In July 1995, Serbs committed the largest massacre in Europe since World War Two, in Srebrenica. An estimated 23,000 women, children and elderly people were put on buses and driven to Muslim-controlled territory, while 8,000 “battle-age” men were detained and slaughtered.
When Serbia refused international demands to remove its troops from Kosovo, grant autonomy to Kosovars, and allow armed peacekeepers in Rambouillet in 1999, the US-NATO aerial intervention started.
Perhaps under the influence of Noam Chomsky, Pilger (in the New Statesman) called the bombardment a “cowards’ war” and down-played Milošević’s attacks on Kosovar Albanians.
In December 2004, he wrote a column calling Kosova “a genocide that never was,” despite the International Criminal Tribunal for the Former Yugsolavia charging Milošević with genocide (along with 65 other counts) in 2002.
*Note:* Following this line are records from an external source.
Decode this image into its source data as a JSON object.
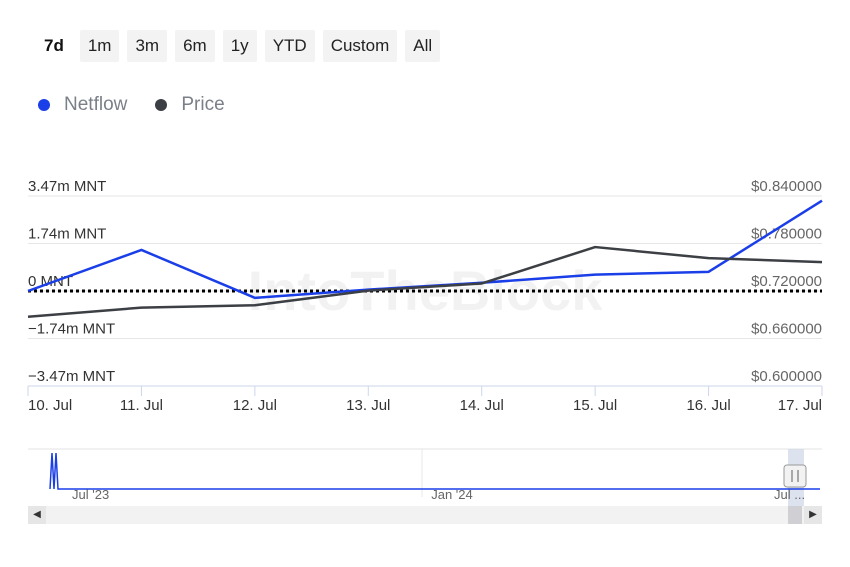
{
  "range_selector": {
    "buttons": [
      "7d",
      "1m",
      "3m",
      "6m",
      "1y",
      "YTD",
      "Custom",
      "All"
    ],
    "selected": "7d"
  },
  "legend": [
    {
      "label": "Netflow",
      "color": "#1a3ee8"
    },
    {
      "label": "Price",
      "color": "#3c3f44"
    }
  ],
  "chart_data": {
    "type": "line",
    "x": [
      "10. Jul",
      "11. Jul",
      "12. Jul",
      "13. Jul",
      "14. Jul",
      "15. Jul",
      "16. Jul",
      "17. Jul"
    ],
    "series": [
      {
        "name": "Netflow",
        "axis": "left",
        "unit": "MNT",
        "color": "#1a3ee8",
        "values": [
          0.0,
          1.5,
          -0.25,
          0.05,
          0.3,
          0.6,
          0.7,
          3.3
        ]
      },
      {
        "name": "Price",
        "axis": "right",
        "unit": "$",
        "color": "#3c3f44",
        "values": [
          0.6875,
          0.699,
          0.702,
          0.7205,
          0.7295,
          0.7755,
          0.7615,
          0.7565
        ]
      }
    ],
    "y_left": {
      "ticks": [
        "3.47m MNT",
        "1.74m MNT",
        "0 MNT",
        "−1.74m MNT",
        "−3.47m MNT"
      ],
      "range": [
        -3.47,
        3.47
      ]
    },
    "y_right": {
      "ticks": [
        "$0.840000",
        "$0.780000",
        "$0.720000",
        "$0.660000",
        "$0.600000"
      ],
      "range": [
        0.6,
        0.84
      ]
    },
    "zero_line": "dotted",
    "watermark": "IntoTheBlock",
    "grid": true
  },
  "navigator": {
    "labels": [
      "Jul '23",
      "Jan '24",
      "Jul ..."
    ]
  },
  "scrollbar": {
    "left_arrow": "◀",
    "right_arrow": "▶"
  }
}
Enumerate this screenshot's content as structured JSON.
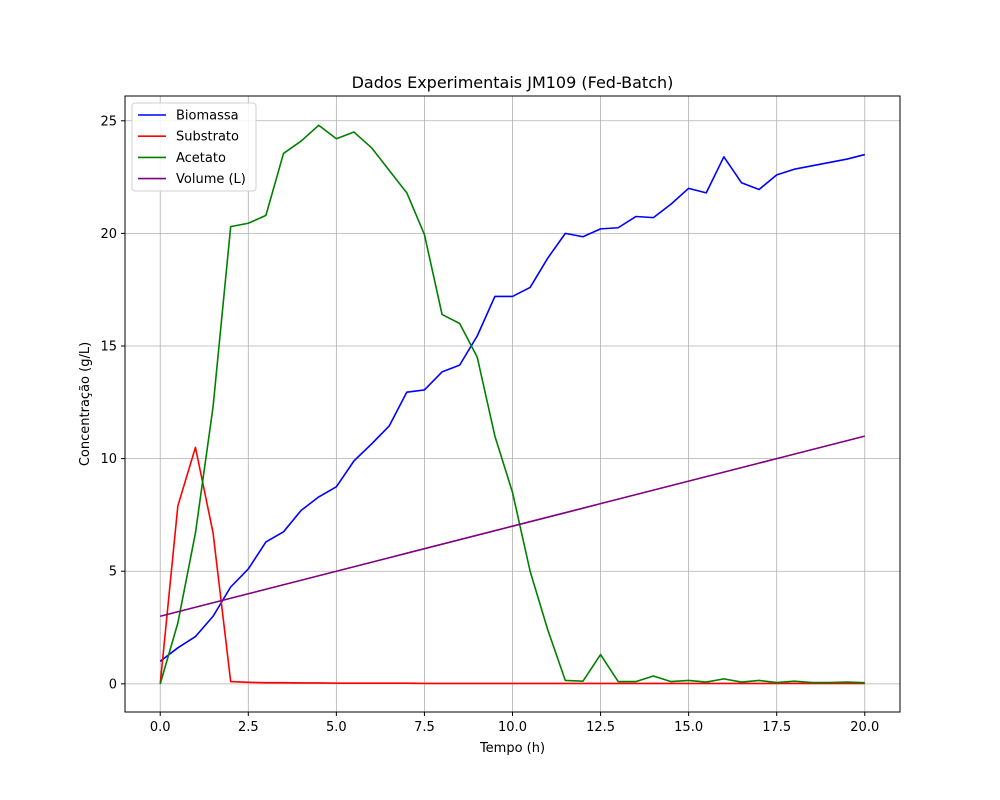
{
  "chart_data": {
    "type": "line",
    "title": "Dados Experimentais JM109 (Fed-Batch)",
    "xlabel": "Tempo (h)",
    "ylabel": "Concentração (g/L)",
    "xlim": [
      -1,
      21
    ],
    "ylim": [
      -1.25,
      26.1
    ],
    "xticks": [
      0,
      2.5,
      5,
      7.5,
      10,
      12.5,
      15,
      17.5,
      20
    ],
    "xtick_labels": [
      "0.0",
      "2.5",
      "5.0",
      "7.5",
      "10.0",
      "12.5",
      "15.0",
      "17.5",
      "20.0"
    ],
    "yticks": [
      0,
      5,
      10,
      15,
      20,
      25
    ],
    "ytick_labels": [
      "0",
      "5",
      "10",
      "15",
      "20",
      "25"
    ],
    "grid": true,
    "legend_position": "upper-left",
    "x": [
      0,
      0.5,
      1,
      1.5,
      2,
      2.5,
      3,
      3.5,
      4,
      4.5,
      5,
      5.5,
      6,
      6.5,
      7,
      7.5,
      8,
      8.5,
      9,
      9.5,
      10,
      10.5,
      11,
      11.5,
      12,
      12.5,
      13,
      13.5,
      14,
      14.5,
      15,
      15.5,
      16,
      16.5,
      17,
      17.5,
      18,
      18.5,
      19,
      19.5,
      20
    ],
    "series": [
      {
        "name": "Biomassa",
        "color": "#0000ff",
        "values": [
          1.0,
          1.6,
          2.1,
          3.0,
          4.3,
          5.1,
          6.3,
          6.75,
          7.7,
          8.3,
          8.75,
          9.9,
          10.65,
          11.45,
          12.95,
          13.05,
          13.85,
          14.15,
          15.45,
          17.2,
          17.2,
          17.6,
          18.9,
          20.0,
          19.85,
          20.2,
          20.25,
          20.75,
          20.7,
          21.3,
          22.0,
          21.8,
          23.4,
          22.25,
          21.95,
          22.6,
          22.85,
          23.0,
          23.15,
          23.3,
          23.5
        ]
      },
      {
        "name": "Substrato",
        "color": "#ff0000",
        "values": [
          0.0,
          7.9,
          10.5,
          6.7,
          0.1,
          0.07,
          0.05,
          0.05,
          0.04,
          0.04,
          0.03,
          0.03,
          0.03,
          0.03,
          0.03,
          0.02,
          0.02,
          0.02,
          0.02,
          0.02,
          0.02,
          0.02,
          0.02,
          0.02,
          0.02,
          0.02,
          0.02,
          0.02,
          0.02,
          0.02,
          0.02,
          0.02,
          0.02,
          0.02,
          0.02,
          0.02,
          0.02,
          0.02,
          0.02,
          0.02,
          0.02
        ]
      },
      {
        "name": "Acetato",
        "color": "#008000",
        "values": [
          0.0,
          2.7,
          6.7,
          12.3,
          20.3,
          20.45,
          20.8,
          23.55,
          24.1,
          24.8,
          24.2,
          24.5,
          23.8,
          22.8,
          21.8,
          19.95,
          16.4,
          16.0,
          14.5,
          11.0,
          8.5,
          5.0,
          2.4,
          0.15,
          0.12,
          1.3,
          0.1,
          0.1,
          0.35,
          0.1,
          0.15,
          0.08,
          0.22,
          0.08,
          0.15,
          0.06,
          0.12,
          0.06,
          0.06,
          0.08,
          0.05
        ]
      },
      {
        "name": "Volume (L)",
        "color": "#800080",
        "values": [
          3.0,
          3.2,
          3.4,
          3.6,
          3.8,
          4.0,
          4.2,
          4.4,
          4.6,
          4.8,
          5.0,
          5.2,
          5.4,
          5.6,
          5.8,
          6.0,
          6.2,
          6.4,
          6.6,
          6.8,
          7.0,
          7.2,
          7.4,
          7.6,
          7.8,
          8.0,
          8.2,
          8.4,
          8.6,
          8.8,
          9.0,
          9.2,
          9.4,
          9.6,
          9.8,
          10.0,
          10.2,
          10.4,
          10.6,
          10.8,
          11.0
        ]
      }
    ]
  }
}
Like Chomsky, Pilger endorsed Diana Johnstone’s book Fool’s Crusade, a revisionist history of the Yugoslav wars that denies the Srebrenica genocide and questions the authenticity of events like the 1999 Račak Massacre of Kosovars. He also endorsed Herman and Peterson’s dreadful book The Politics of Genocide, which cast doubt on (in fact, more or less dismissed) both the Srebrenica massacre and the genocide of Tutsis by Hutu militias in Rwanda.
In 2004, he was asked (by Green Left Weekly) whether he thought “the anti-war movement should be supporting Iraq’s anti-occupation resistance?” Pilger replied: “Yes, I do. We cannot afford to be choosy.” The fact that this so-called “resistance” was murderously opposed to Iraqi trade unionists, women, communists and democrats, was apparently of no consequence as far as Pilger was concerned. By now his political creed was becoming “my enemy’s enemy is my friend”, leading him to support dictators, clerical fascists, misogynists and mass murderers — just so long as they opposed “the West”.
He excused Assad’s murderous regime in Syria and became a regular on the Putin’s TV channel RT (formerly Russia Today), where he denied Assad’s use of chemical weapons in Douma and elsewhere, telling viewers: “There’s no real evidence of a chemical attack”.
Again on RT, he described the heroic White Helmets in Syria as “a complete propaganda construct”, a phrase seized on and repeated by every Putin/Assad apologist.
On Ukraine, Pilger parroted Putin’s propaganda: “The invasion clearly was provoked. Indeed, if it was a breach of international law, so too was the provocation”: he didn’t explain what the “provocation” was. He endorsed the Kremlin’s claim that Ukraine as “a regime infested with Nazis” and straightforwardly lied when he said “NATO now completely surrounds Russia in the west”.
Small wonder that the [British Stalinist newspaper] Morning Star has been in mourning, publishing a gushing obituary, followed up by no less than six (at the last count) further eulogies, hailing Pilger as a great and heroic “anti-imperialist”.